Re: Butterfly population
- To: g*@hort.net
- Subject: Re: [CHAT] Butterfly population
- From: c* c* <c*@rnet.com>
- Date: Mon, 28 Jun 2004 09:53:05 -0500
- In-reply-to: <000e01c45cae$67983630$0e10660a@Justme>
I've been trying to actively keep or plant as many host plants as I can. Have hackberry trees in our woods and was delighted to see an American Snout last year - talk about cute. Am trying for as many different Swallowtail host plants as possible: Dutchman's pipe for the Pipevine Swallowtail, Pawpaw for the Zebra Swallowtail, and Spicebush and Sassafras for the Spicebush Swallowtail, and dill and parsley for the Black Swallowtail.
Cathy
On Sunday, June 27, 2004, at 08:22 PM, Donna wrote:
Butterflies are a species that needs certain plants and without them they will not live to maturity.

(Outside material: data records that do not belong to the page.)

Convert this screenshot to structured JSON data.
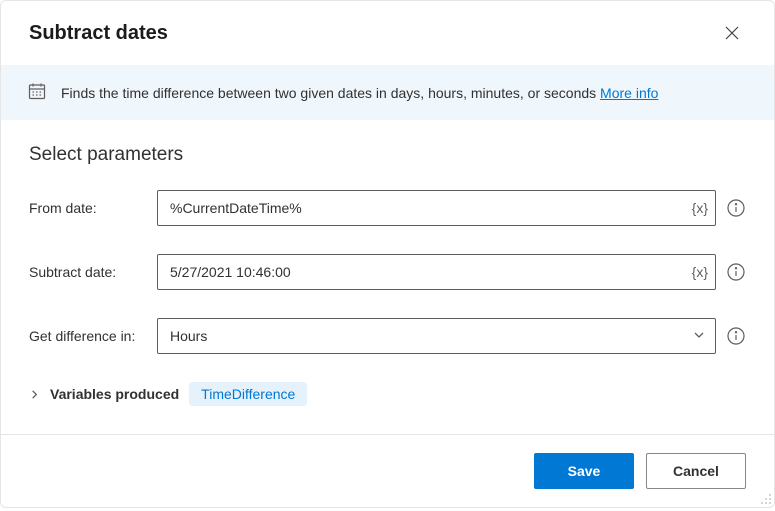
{
  "dialog": {
    "title": "Subtract dates",
    "banner_text": "Finds the time difference between two given dates in days, hours, minutes, or seconds ",
    "more_info": "More info"
  },
  "params": {
    "section_title": "Select parameters",
    "from_date": {
      "label": "From date:",
      "value": "%CurrentDateTime%"
    },
    "subtract_date": {
      "label": "Subtract date:",
      "value": "5/27/2021 10:46:00"
    },
    "get_diff": {
      "label": "Get difference in:",
      "value": "Hours"
    },
    "var_token": "{x}"
  },
  "vars": {
    "label": "Variables produced",
    "chip": "TimeDifference"
  },
  "footer": {
    "save": "Save",
    "cancel": "Cancel"
  }
}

If the plants in your area are either early or late rather than normal growth times, the butterflies will also be.
Many are also host plant dominate. Monarch have to have some type of
butterfly weed.. they need the leaves while in the caterpillar stage and
the nectar when butterflies. I will not have any this year since none of
my leaves are damaged. Not sure what happened last fall, but obviously
something.
The Karner blue has to have a lupine plant. Three years ago (?) this butterfly was down to 500. We started growing 5,000 lupines each year and reintroducing them also the Indiana Dunes area as part of restoration project along with the nature conservancy. Happy to report that we now have thousands of the karners!. At one point they caught 50 of them and set up a tent inside the nature center ( with the correct permit to do this!)Increased the population with no natural predators there and then released them back into the wild... just gave old ma nature a helping hand.